Can the proposed standard help drive sustainable finance?

As of 2020, green bonds represented just 4% of total corporate bonds issued, a share that will have to increase if the climate targets are to be met. In the first half of 2019, Europe accounted for 48% of the global green bond market. Bonds have great potential as instruments for financing the green transition, as institutional investors, who make investment decisions on behalf of individual members or shareholders, typically hold more bonds than equities. More generally, greater issuance of green bonds can prompt those wishing to go beyond maximizing strictly financial returns to include environmental sustainability in their financial decision-making.

Investors wishing to invest in environmentally sustainable projects face a fundamental information asymmetry: they cannot easily find reliable and comparable information on how genuinely environmentally sustainable a project is. This also constitutes a reputation problem for bond issuers, as they need to demonstrate their credibility to persuade investors to buy their bonds and reassure them that they are not just ‘greenwashing’. Already in existence to guide investors, the aim of green bond standards is to remedy these information asymmetries by setting requirements regarding the exclusive use of bond proceeds for green projects, on how the greenness of bond-financed projects is assessed, on how bond proceeds are managed; and on reporting on their use.

The EU green bond standard regulation proposes a uniform standard across the EU to tackle these questions. For a bond to be certified as an EU Green Bond, its proceeds would have to fund environmentally sustainable activities as defined by the EU Taxonomy. Compliance with the EU Taxonomy regulation is to be checked by external reviewers registered with and supervised by the European Securities Markets Agency (ESMA).
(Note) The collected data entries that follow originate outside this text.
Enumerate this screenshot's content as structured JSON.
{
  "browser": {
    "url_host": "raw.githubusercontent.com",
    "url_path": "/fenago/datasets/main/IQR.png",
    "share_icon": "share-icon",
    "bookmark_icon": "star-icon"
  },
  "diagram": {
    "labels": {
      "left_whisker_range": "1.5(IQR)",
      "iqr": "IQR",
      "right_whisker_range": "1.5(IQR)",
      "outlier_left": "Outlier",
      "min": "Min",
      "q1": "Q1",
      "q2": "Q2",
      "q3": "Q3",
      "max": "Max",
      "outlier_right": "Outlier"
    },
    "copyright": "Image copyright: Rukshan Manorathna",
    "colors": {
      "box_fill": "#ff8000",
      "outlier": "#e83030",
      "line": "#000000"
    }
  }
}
The application of the standard across the EU will facilitate the creation of the Capital Markets Union and in principle extend funding opportunities for issuers of EU green bonds. The transparent use of bond proceeds will be safeguarded through detailed reporting requirements. The proposed standard is voluntary: bond issuers wishing to finance environmentally sustainable projects can choose whether to seek certification for a particular bond issue or not. The standard covers public and private, EU and non-EU bond issuers.

Is the proposed standard likely to achieve its stated objectives?
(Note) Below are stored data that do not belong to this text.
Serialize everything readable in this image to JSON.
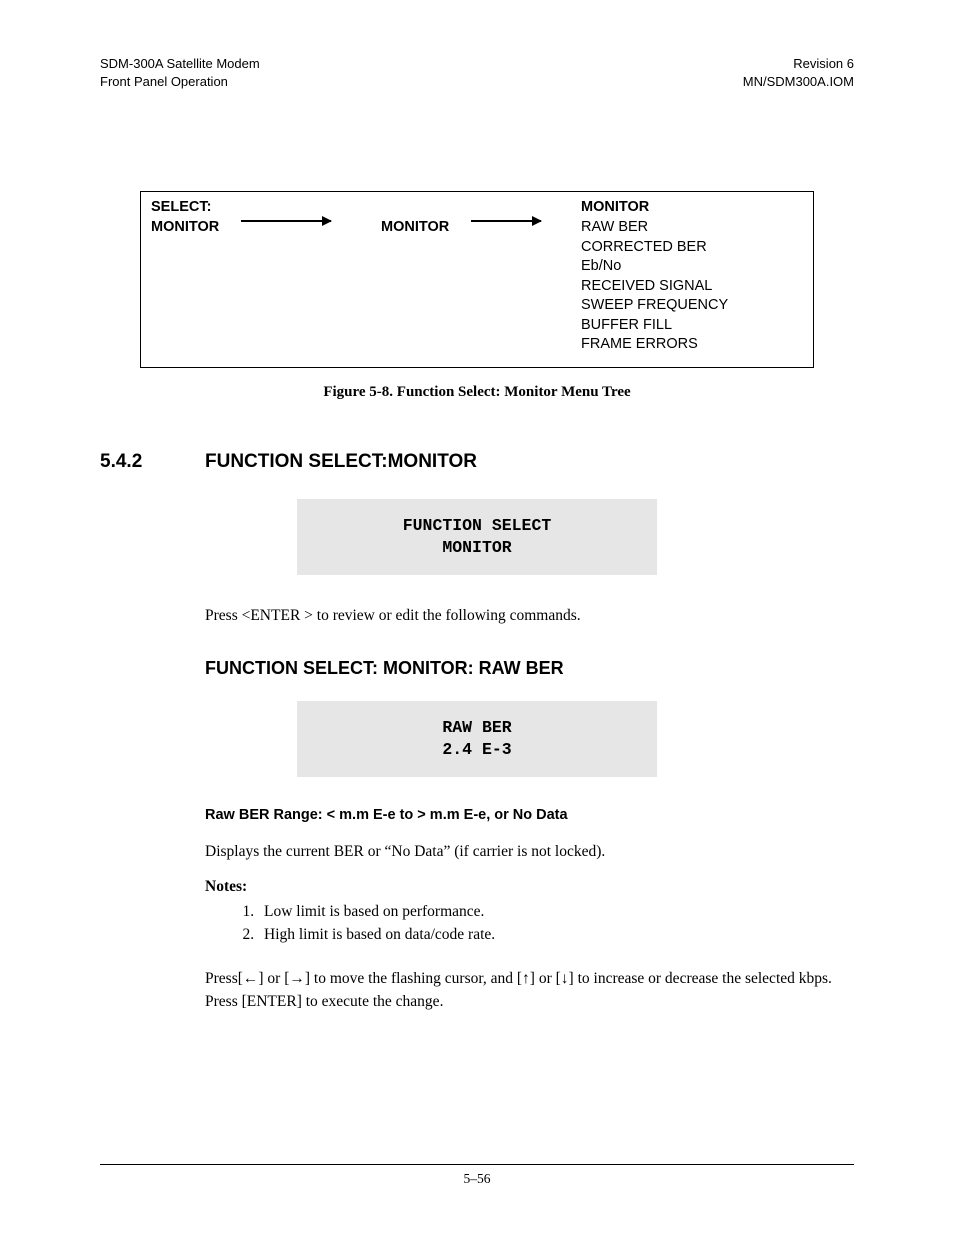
{
  "header": {
    "left1": "SDM-300A Satellite Modem",
    "left2": "Front Panel Operation",
    "right1": "Revision 6",
    "right2": "MN/SDM300A.IOM"
  },
  "menuTree": {
    "col1_line1": "SELECT:",
    "col1_line2": "MONITOR",
    "col2": "MONITOR",
    "col3_title": "MONITOR",
    "items": [
      "RAW BER",
      "CORRECTED BER",
      "Eb/No",
      "RECEIVED SIGNAL",
      "SWEEP FREQUENCY",
      "BUFFER FILL",
      "FRAME ERRORS"
    ]
  },
  "figureCaption": "Figure 5-8.  Function Select: Monitor Menu Tree",
  "section": {
    "number": "5.4.2",
    "title": "FUNCTION SELECT:MONITOR"
  },
  "lcd1": {
    "line1": "FUNCTION SELECT",
    "line2": "MONITOR"
  },
  "para1": "Press <ENTER > to review or edit the following commands.",
  "subHeading": "FUNCTION SELECT: MONITOR: RAW BER",
  "lcd2": {
    "line1": "RAW BER",
    "line2": "2.4 E-3"
  },
  "rangeLine": "Raw BER Range: < m.m E-e to > m.m E-e, or No Data",
  "para2": "Displays the current BER or “No Data” (if carrier is not locked).",
  "notesLabel": "Notes:",
  "notes": [
    "Low limit is based on performance.",
    "High limit is based on data/code rate."
  ],
  "para3": "Press[←] or [→] to move the flashing cursor, and [↑] or [↓] to increase or decrease the selected kbps. Press [ENTER] to execute the change.",
  "pageNumber": "5–56"
}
Various concerns have been raised. First, as the definition of what constitutes a green project is fully aligned with the EU Taxonomy, debates concerning what is included in environmentally sustainable activities in that taxonomy extend to the green bond standard. More specifically, there is an ongoing debate concerning so-called transition activities, i.e. activities for which there are no technologically and economically feasible low-carbon alternatives but which the EU Taxonomy classifies as ‘substantially contributing to climate mitigation’ under certain conditions, most notably, if they support the transition to a climate-neutral economy consistent with a pathway to limiting global warming to 1.5C above pre-industrial levels. The recent delegated act specifying the technical criteria used to qualify economic activities as substantially contributing to climate change mitigation did not take a stance on whether activities in the gas and nuclear sectors should be included in the EU Taxonomy.
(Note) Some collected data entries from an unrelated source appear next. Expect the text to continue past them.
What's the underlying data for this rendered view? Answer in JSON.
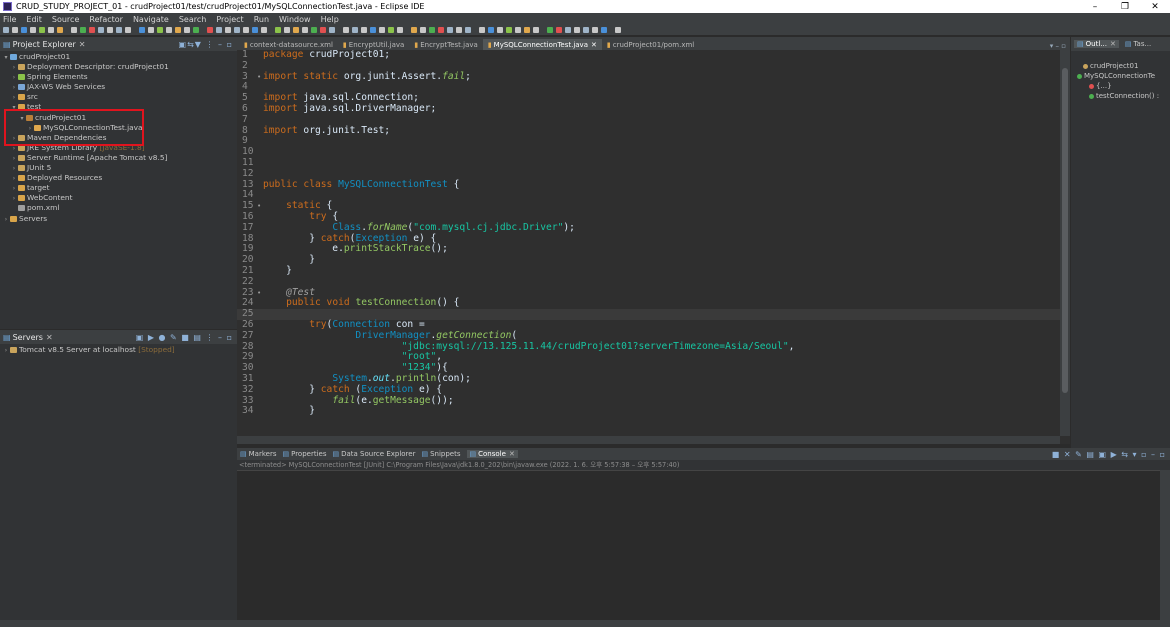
{
  "window": {
    "title": "CRUD_STUDY_PROJECT_01 - crudProject01/test/crudProject01/MySQLConnectionTest.java - Eclipse IDE",
    "minimize": "–",
    "maximize": "❐",
    "close": "✕"
  },
  "menu": [
    "File",
    "Edit",
    "Source",
    "Refactor",
    "Navigate",
    "Search",
    "Project",
    "Run",
    "Window",
    "Help"
  ],
  "project_explorer": {
    "title": "Project Explorer",
    "items": [
      {
        "label": "crudProject01",
        "depth": 0,
        "arrow": "▾",
        "color": "#6fa8dc"
      },
      {
        "label": "Deployment Descriptor: crudProject01",
        "depth": 1,
        "arrow": "›",
        "color": "#c9a45c"
      },
      {
        "label": "Spring Elements",
        "depth": 1,
        "arrow": "›",
        "color": "#8bc34a"
      },
      {
        "label": "JAX-WS Web Services",
        "depth": 1,
        "arrow": "›",
        "color": "#7aa6d6"
      },
      {
        "label": "src",
        "depth": 1,
        "arrow": "›",
        "color": "#d9a54a"
      },
      {
        "label": "test",
        "depth": 1,
        "arrow": "▾",
        "color": "#d9a54a"
      },
      {
        "label": "crudProject01",
        "depth": 2,
        "arrow": "▾",
        "color": "#b97f3a"
      },
      {
        "label": "MySQLConnectionTest.java",
        "depth": 3,
        "arrow": "›",
        "color": "#e0a84d"
      },
      {
        "label": "Maven Dependencies",
        "depth": 1,
        "arrow": "›",
        "color": "#c9a45c"
      },
      {
        "label": "JRE System Library",
        "suffix": "[JavaSE-1.8]",
        "depth": 1,
        "arrow": "›",
        "color": "#c9a45c"
      },
      {
        "label": "Server Runtime [Apache Tomcat v8.5]",
        "depth": 1,
        "arrow": "›",
        "color": "#c9a45c"
      },
      {
        "label": "JUnit 5",
        "depth": 1,
        "arrow": "›",
        "color": "#c9a45c"
      },
      {
        "label": "Deployed Resources",
        "depth": 1,
        "arrow": "›",
        "color": "#d9a54a"
      },
      {
        "label": "target",
        "depth": 1,
        "arrow": "›",
        "color": "#d9a54a"
      },
      {
        "label": "WebContent",
        "depth": 1,
        "arrow": "›",
        "color": "#d9a54a"
      },
      {
        "label": "pom.xml",
        "depth": 1,
        "arrow": "",
        "color": "#9e9e9e"
      },
      {
        "label": "Servers",
        "depth": 0,
        "arrow": "›",
        "color": "#d9a54a"
      }
    ]
  },
  "servers": {
    "title": "Servers",
    "items": [
      {
        "label": "Tomcat v8.5 Server at localhost",
        "suffix": "[Stopped]"
      }
    ]
  },
  "editor": {
    "tabs": [
      {
        "label": "context-datasource.xml",
        "active": false
      },
      {
        "label": "EncryptUtil.java",
        "active": false
      },
      {
        "label": "EncryptTest.java",
        "active": false
      },
      {
        "label": "MySQLConnectionTest.java",
        "active": true
      },
      {
        "label": "crudProject01/pom.xml",
        "active": false
      }
    ],
    "current_line": 25,
    "lines": [
      {
        "n": "1",
        "m": "",
        "t": [
          [
            "kw",
            "package"
          ],
          [
            "code",
            " crudProject01;"
          ]
        ]
      },
      {
        "n": "2",
        "m": "",
        "t": []
      },
      {
        "n": "3",
        "m": "•",
        "t": [
          [
            "kw",
            "import static"
          ],
          [
            "code",
            " org.junit.Assert."
          ],
          [
            "mth ital",
            "fail"
          ],
          [
            "code",
            ";"
          ]
        ]
      },
      {
        "n": "4",
        "m": "",
        "t": []
      },
      {
        "n": "5",
        "m": "",
        "t": [
          [
            "kw",
            "import"
          ],
          [
            "code",
            " java.sql.Connection;"
          ]
        ]
      },
      {
        "n": "6",
        "m": "",
        "t": [
          [
            "kw",
            "import"
          ],
          [
            "code",
            " java.sql.DriverManager;"
          ]
        ]
      },
      {
        "n": "7",
        "m": "",
        "t": []
      },
      {
        "n": "8",
        "m": "",
        "t": [
          [
            "kw",
            "import"
          ],
          [
            "code",
            " org.junit.Test;"
          ]
        ]
      },
      {
        "n": "9",
        "m": "",
        "t": []
      },
      {
        "n": "10",
        "m": "",
        "t": []
      },
      {
        "n": "11",
        "m": "",
        "t": []
      },
      {
        "n": "12",
        "m": "",
        "t": []
      },
      {
        "n": "13",
        "m": "",
        "t": [
          [
            "kw",
            "public class"
          ],
          [
            "code",
            " "
          ],
          [
            "cls",
            "MySQLConnectionTest"
          ],
          [
            "code",
            " {"
          ]
        ]
      },
      {
        "n": "14",
        "m": "",
        "t": []
      },
      {
        "n": "15",
        "m": "•",
        "t": [
          [
            "code",
            "    "
          ],
          [
            "kw",
            "static"
          ],
          [
            "code",
            " {"
          ]
        ]
      },
      {
        "n": "16",
        "m": "",
        "t": [
          [
            "code",
            "        "
          ],
          [
            "kw",
            "try"
          ],
          [
            "code",
            " {"
          ]
        ]
      },
      {
        "n": "17",
        "m": "",
        "t": [
          [
            "code",
            "            "
          ],
          [
            "cls",
            "Class"
          ],
          [
            "code",
            "."
          ],
          [
            "mth ital",
            "forName"
          ],
          [
            "code",
            "("
          ],
          [
            "str",
            "\"com.mysql.cj.jdbc.Driver\""
          ],
          [
            "code",
            ");"
          ]
        ]
      },
      {
        "n": "18",
        "m": "",
        "t": [
          [
            "code",
            "        } "
          ],
          [
            "kw",
            "catch"
          ],
          [
            "code",
            "("
          ],
          [
            "cls",
            "Exception"
          ],
          [
            "code",
            " e) {"
          ]
        ]
      },
      {
        "n": "19",
        "m": "",
        "t": [
          [
            "code",
            "            e."
          ],
          [
            "mth",
            "printStackTrace"
          ],
          [
            "code",
            "();"
          ]
        ]
      },
      {
        "n": "20",
        "m": "",
        "t": [
          [
            "code",
            "        }"
          ]
        ]
      },
      {
        "n": "21",
        "m": "",
        "t": [
          [
            "code",
            "    }"
          ]
        ]
      },
      {
        "n": "22",
        "m": "",
        "t": []
      },
      {
        "n": "23",
        "m": "•",
        "t": [
          [
            "code",
            "    "
          ],
          [
            "ann ital",
            "@Test"
          ]
        ]
      },
      {
        "n": "24",
        "m": "",
        "t": [
          [
            "code",
            "    "
          ],
          [
            "kw",
            "public void"
          ],
          [
            "code",
            " "
          ],
          [
            "mth",
            "testConnection"
          ],
          [
            "code",
            "() {"
          ]
        ]
      },
      {
        "n": "25",
        "m": "",
        "t": []
      },
      {
        "n": "26",
        "m": "",
        "t": [
          [
            "code",
            "        "
          ],
          [
            "kw",
            "try"
          ],
          [
            "code",
            "("
          ],
          [
            "cls",
            "Connection"
          ],
          [
            "code",
            " con ="
          ]
        ]
      },
      {
        "n": "27",
        "m": "",
        "t": [
          [
            "code",
            "                "
          ],
          [
            "cls",
            "DriverManager"
          ],
          [
            "code",
            "."
          ],
          [
            "mth ital",
            "getConnection"
          ],
          [
            "code",
            "("
          ]
        ]
      },
      {
        "n": "28",
        "m": "",
        "t": [
          [
            "code",
            "                        "
          ],
          [
            "str",
            "\"jdbc:mysql://13.125.11.44/crudProject01?serverTimezone=Asia/Seoul\""
          ],
          [
            "code",
            ","
          ]
        ]
      },
      {
        "n": "29",
        "m": "",
        "t": [
          [
            "code",
            "                        "
          ],
          [
            "str",
            "\"root\""
          ],
          [
            "code",
            ","
          ]
        ]
      },
      {
        "n": "30",
        "m": "",
        "t": [
          [
            "code",
            "                        "
          ],
          [
            "str",
            "\"1234\""
          ],
          [
            "code",
            "){"
          ]
        ]
      },
      {
        "n": "31",
        "m": "",
        "t": [
          [
            "code",
            "            "
          ],
          [
            "cls",
            "System"
          ],
          [
            "code",
            "."
          ],
          [
            "fld",
            "out"
          ],
          [
            "code",
            "."
          ],
          [
            "mth",
            "println"
          ],
          [
            "code",
            "(con);"
          ]
        ]
      },
      {
        "n": "32",
        "m": "",
        "t": [
          [
            "code",
            "        } "
          ],
          [
            "kw",
            "catch"
          ],
          [
            "code",
            " ("
          ],
          [
            "cls",
            "Exception"
          ],
          [
            "code",
            " e) {"
          ]
        ]
      },
      {
        "n": "33",
        "m": "",
        "t": [
          [
            "code",
            "            "
          ],
          [
            "mth ital",
            "fail"
          ],
          [
            "code",
            "(e."
          ],
          [
            "mth",
            "getMessage"
          ],
          [
            "code",
            "());"
          ]
        ]
      },
      {
        "n": "34",
        "m": "",
        "t": [
          [
            "code",
            "        }"
          ]
        ]
      }
    ]
  },
  "outline": {
    "tabs": [
      "Outl...",
      "Tas..."
    ],
    "items": [
      {
        "label": "crudProject01",
        "indent": 12,
        "color": "#c9a45c"
      },
      {
        "label": "MySQLConnectionTe",
        "indent": 6,
        "color": "#4caf50"
      },
      {
        "label": "{...}",
        "indent": 18,
        "color": "#e05050"
      },
      {
        "label": "testConnection() :",
        "indent": 18,
        "color": "#4caf50"
      }
    ]
  },
  "console": {
    "tabs": [
      {
        "label": "Markers",
        "active": false
      },
      {
        "label": "Properties",
        "active": false
      },
      {
        "label": "Data Source Explorer",
        "active": false
      },
      {
        "label": "Snippets",
        "active": false
      },
      {
        "label": "Console",
        "active": true
      }
    ],
    "description": "<terminated> MySQLConnectionTest [JUnit] C:\\Program Files\\Java\\jdk1.8.0_202\\bin\\javaw.exe  (2022. 1. 6. 오후 5:57:38 – 오후 5:57:40)"
  }
}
Furthermore, the technical screening criteria used to qualify an activity as sustainable are to be reviewed every three years, taking account of the latest scientific and technological developments. If, given updated technical screening criteria, activities financed by EU-labelled green bond proceeds no longer qualify as transition activities, then, under the proposed EUGBS regulation, the bond issuer has five years to reassign the proceeds to activities compatible with the EU Taxonomy. This creates the risk that environmentally minded investors may find themselves having financed activities incompatible with their objectives, even though they invested in a green-labelled product.

Second, the voluntary nature of the EUGBS may give too much leeway to corporations and governments to ignore it when issuing bonds. To the extent that other green bond standards in the market are arguably laxer, the potential exists for non-EUGBS ‘greenwashing’. This might also delay the expansion of the market for EU-labelled green bonds, limiting financing opportunities despite increasing demand.

Other EU policies might be able to contribute to promoting EU green bonds. For example, there has been an ongoing debate on whether the ECB should gear its asset purchases to support investment in activities compatible with the EU’s climate targets. If this were to take place, preference for EU green bonds could stimulate demand and increase their attractiveness.

Overall, the EUGBS is a necessary step for redirecting capital flows towards activities helping the EU to meet its climate targets. Given the relatively high EU presence in global green bond markets, an EUGBS could also become the leading global standard, thus shaping global developments in sustainable finance. Developments in the EU Taxonomy will be crucial for building its credibility among sustainability-minded investors as a tool genuinely promoting climate goals, while stronger incentives for bond issuers to seek certification will also help it fulfil its objectives.